Pastor J.D. talks about the importance of doctrine, values, and mission when aligning with a denomination and shares some of his convictions.

A glimpse inside this episode:

I am Southern Baptist, not by birth but by choice. 

  • There is no group whose doctrine, values, and mission I line up with more than Southern Baptists. 
  • A lot of people wonder what the usefulness of denominations is, especially when they can unfortunately create a lot of divisiveness inside and outside of their membership. However, I really believe that we can do more for the kingdom of God when we work together than we could ever do alone.

First, cooperation amongst similarly-minded churches is a good thing, without question.

Second, I also believe institutions are good.

  • Tim Keller has a chapter in the book “Center Church” on movements, and how movements and institutions need each other. Movements are fun and exciting, and institutions can seem boring, but the two need each other.
  • Movements without institutions lack staying power.
  • Several years ago, Southern Baptists had fallen off the map in the domestic church planting game. There were a couple other groups in the U.S. had really taken off, and they had really charismatic speakers.
  • But one of these other groups, at the height of their popularity (hundreds of thousands of Twitter followers!), talked about their pipeline. They had fewer than 100 people in it!
  • Meanwhile, Southern Baptist seminaries graduate 3,500 people a year. Even if you cut that in half, or in half again, or in half AGAIN, you’d still end up with more than the pipeline of that other, “cooler” movement.

The SBC is a tool. If you have a tool and it gets dull and you can’t use it anymore, what do you do? Throw it away. But that’s not where we are with the SBC.

  • Sure, there are some headaches, but I believe that the ability it gives us to work together is worth it.

Unity in essential, uniformity in non-essentials. Truth trumps a faux unity.

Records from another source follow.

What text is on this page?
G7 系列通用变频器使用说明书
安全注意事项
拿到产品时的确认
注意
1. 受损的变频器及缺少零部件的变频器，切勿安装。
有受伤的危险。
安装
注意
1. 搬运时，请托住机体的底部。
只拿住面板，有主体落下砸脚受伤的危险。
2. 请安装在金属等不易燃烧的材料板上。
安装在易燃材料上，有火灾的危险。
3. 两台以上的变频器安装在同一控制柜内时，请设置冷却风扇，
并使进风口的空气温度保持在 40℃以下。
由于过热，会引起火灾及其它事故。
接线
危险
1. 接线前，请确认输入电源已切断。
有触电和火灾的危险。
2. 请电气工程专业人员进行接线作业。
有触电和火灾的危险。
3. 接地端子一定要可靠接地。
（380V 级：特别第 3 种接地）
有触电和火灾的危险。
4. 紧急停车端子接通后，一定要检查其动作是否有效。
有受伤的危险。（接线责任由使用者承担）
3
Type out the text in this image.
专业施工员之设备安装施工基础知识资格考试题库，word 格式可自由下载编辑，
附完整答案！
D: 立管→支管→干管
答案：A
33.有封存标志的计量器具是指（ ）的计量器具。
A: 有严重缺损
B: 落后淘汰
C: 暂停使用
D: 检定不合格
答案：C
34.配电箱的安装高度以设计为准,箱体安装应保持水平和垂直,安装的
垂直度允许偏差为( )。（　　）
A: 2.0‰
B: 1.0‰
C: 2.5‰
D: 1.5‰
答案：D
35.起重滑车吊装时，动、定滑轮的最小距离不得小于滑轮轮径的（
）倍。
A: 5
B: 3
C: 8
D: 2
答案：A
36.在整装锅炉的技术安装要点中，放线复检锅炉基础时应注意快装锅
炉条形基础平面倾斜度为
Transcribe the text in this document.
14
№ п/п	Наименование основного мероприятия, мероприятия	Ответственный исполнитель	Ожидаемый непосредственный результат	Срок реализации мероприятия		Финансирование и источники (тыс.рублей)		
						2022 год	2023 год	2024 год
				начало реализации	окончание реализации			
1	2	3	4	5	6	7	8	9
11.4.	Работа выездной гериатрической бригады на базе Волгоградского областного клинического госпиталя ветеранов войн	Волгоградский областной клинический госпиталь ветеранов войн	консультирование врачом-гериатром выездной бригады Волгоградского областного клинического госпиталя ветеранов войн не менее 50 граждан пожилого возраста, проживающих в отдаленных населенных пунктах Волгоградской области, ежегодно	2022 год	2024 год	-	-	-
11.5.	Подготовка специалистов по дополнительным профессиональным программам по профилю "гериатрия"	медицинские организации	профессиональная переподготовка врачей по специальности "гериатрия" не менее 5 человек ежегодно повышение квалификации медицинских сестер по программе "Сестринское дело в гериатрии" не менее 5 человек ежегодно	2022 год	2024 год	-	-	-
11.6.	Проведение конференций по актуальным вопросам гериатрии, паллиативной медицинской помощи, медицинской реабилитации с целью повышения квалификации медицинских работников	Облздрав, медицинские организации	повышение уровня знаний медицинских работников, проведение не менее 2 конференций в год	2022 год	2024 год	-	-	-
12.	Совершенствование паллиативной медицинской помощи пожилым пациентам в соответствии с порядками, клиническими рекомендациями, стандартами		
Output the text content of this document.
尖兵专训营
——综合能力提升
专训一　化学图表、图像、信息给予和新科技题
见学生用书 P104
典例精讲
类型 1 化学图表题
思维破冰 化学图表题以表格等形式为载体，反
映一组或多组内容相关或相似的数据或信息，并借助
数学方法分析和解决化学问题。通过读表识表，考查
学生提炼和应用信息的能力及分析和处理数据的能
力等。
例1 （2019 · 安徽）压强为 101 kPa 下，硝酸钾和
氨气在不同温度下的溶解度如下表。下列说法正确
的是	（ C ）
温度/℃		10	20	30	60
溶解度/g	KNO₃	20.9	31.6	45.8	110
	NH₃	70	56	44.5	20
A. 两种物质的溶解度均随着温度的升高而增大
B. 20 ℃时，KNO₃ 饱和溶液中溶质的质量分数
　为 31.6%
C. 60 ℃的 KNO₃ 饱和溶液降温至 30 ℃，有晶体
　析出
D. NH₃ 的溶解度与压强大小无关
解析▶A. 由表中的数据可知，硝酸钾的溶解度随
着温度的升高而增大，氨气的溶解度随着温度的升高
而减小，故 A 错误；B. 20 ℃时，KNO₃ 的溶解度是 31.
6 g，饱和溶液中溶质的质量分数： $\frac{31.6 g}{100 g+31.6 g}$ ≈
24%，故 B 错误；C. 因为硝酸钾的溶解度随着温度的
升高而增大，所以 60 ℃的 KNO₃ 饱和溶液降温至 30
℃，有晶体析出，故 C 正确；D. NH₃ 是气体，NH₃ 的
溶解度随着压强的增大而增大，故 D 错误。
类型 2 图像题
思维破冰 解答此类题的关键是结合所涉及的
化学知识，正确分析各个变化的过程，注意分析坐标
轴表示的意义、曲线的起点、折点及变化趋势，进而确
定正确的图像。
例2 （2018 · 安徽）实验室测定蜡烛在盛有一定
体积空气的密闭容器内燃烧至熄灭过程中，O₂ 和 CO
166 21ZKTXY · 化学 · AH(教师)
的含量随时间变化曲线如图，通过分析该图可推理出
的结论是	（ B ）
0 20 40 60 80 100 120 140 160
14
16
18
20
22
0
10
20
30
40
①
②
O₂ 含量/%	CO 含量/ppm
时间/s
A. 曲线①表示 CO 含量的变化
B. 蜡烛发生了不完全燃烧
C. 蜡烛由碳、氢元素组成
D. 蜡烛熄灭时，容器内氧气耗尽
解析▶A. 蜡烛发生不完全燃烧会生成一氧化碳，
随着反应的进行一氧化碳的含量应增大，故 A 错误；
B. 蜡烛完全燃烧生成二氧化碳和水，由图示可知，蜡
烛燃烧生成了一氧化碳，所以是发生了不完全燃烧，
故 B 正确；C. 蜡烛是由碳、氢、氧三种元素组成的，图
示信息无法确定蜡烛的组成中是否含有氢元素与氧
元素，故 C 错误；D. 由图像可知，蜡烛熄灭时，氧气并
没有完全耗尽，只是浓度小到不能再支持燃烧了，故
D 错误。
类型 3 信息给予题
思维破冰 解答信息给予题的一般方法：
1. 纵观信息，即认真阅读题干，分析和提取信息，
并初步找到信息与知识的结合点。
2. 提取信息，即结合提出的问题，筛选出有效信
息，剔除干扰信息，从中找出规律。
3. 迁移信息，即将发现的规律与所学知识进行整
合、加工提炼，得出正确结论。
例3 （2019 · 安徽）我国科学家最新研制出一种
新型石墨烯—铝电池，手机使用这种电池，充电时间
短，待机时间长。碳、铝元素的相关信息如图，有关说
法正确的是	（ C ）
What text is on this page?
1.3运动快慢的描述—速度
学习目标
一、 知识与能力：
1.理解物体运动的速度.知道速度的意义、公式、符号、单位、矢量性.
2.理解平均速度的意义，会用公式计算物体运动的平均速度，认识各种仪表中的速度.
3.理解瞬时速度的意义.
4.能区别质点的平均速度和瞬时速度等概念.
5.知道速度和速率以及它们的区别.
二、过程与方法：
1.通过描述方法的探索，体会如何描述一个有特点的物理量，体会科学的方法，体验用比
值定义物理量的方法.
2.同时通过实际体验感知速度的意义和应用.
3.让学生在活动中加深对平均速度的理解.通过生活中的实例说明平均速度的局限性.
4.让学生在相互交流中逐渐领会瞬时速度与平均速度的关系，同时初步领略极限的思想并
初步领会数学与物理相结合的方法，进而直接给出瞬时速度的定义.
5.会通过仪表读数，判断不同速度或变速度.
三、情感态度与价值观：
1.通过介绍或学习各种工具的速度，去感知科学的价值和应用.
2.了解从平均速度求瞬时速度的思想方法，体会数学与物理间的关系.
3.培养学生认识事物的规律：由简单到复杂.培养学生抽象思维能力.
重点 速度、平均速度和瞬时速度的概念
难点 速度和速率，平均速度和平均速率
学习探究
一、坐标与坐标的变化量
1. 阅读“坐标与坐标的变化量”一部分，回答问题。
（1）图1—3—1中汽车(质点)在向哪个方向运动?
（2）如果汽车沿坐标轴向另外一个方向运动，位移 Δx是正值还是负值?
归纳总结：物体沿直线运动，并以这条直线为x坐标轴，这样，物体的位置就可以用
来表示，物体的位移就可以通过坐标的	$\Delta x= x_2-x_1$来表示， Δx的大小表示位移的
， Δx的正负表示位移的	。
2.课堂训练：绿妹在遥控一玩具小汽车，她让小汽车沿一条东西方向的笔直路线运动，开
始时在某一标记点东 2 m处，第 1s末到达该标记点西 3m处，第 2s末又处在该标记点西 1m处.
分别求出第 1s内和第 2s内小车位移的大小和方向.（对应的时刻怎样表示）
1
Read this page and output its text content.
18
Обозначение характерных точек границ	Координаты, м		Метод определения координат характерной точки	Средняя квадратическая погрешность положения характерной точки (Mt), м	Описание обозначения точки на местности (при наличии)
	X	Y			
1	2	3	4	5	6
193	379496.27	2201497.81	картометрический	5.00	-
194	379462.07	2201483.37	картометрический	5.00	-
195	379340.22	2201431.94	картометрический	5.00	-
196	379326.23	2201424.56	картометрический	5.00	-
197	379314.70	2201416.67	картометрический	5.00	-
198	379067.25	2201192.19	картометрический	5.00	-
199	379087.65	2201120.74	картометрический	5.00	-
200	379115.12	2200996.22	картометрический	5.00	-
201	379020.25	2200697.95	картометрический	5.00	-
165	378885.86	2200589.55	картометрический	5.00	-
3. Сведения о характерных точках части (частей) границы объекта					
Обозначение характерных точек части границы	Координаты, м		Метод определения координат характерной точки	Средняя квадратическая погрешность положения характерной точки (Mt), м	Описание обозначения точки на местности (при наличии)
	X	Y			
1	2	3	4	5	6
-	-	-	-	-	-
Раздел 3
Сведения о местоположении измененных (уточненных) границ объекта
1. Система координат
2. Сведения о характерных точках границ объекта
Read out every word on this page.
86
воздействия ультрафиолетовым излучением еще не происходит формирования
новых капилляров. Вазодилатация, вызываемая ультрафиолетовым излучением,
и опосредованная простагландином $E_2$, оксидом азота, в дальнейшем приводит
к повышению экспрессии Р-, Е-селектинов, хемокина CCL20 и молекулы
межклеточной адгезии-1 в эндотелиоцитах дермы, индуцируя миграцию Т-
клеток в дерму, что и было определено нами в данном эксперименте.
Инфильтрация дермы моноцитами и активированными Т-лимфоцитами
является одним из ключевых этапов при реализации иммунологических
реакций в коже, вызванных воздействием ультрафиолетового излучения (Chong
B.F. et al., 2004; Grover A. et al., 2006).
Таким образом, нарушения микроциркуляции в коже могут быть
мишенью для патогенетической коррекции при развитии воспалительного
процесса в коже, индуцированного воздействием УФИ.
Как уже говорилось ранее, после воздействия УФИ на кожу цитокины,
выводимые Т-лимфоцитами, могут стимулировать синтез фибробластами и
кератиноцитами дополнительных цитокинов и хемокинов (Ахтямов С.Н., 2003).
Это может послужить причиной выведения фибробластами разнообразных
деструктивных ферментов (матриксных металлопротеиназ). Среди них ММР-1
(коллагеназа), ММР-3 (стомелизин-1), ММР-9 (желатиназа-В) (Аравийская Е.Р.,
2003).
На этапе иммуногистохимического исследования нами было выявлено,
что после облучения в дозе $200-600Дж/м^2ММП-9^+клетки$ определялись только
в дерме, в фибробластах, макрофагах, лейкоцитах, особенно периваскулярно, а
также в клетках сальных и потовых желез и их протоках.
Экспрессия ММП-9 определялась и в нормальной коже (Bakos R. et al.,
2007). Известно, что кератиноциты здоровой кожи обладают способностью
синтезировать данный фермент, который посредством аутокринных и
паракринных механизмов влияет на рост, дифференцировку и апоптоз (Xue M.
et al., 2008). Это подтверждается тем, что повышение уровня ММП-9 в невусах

    • One of the core reasons I’m a Southern Baptist is because of the doctrine. The SBC’s official statement of faith: the Baptist Faith & Message 2000. This document clearly and concisely lays out a biblical belief system that lines up very, very closely with my own. So much so, in fact, that our church has adopted it as our official statement of faith. 
      • Narrow enough to keep us united on the essentials and broad enough for us to disagree on non-essentials. 

J.D., I do have another question: why don’t you have “Baptist” in your church’s name?

  • Good question. We used to be, officially, Homestead Heights Baptist Church and The Summit Church was more like our “nickname.” We even used to say that!
    • We’re in North Carolina, but I call it the “hole” in the Bible belt… you know, the leather goes around it.
    • We found that some people had preconceived notions about us (some good, some bad) because of the name of our church before they even walked through the door.
    • For us, the name was an obstacle. I don’t advocate every church do this, and we didn’t want to lose our Baptist identity.
    • Our church makes it pretty clear to even the casual observer that that’s who we are, and I frequently mention it in my sermons. We make it crystal clear in our membership course.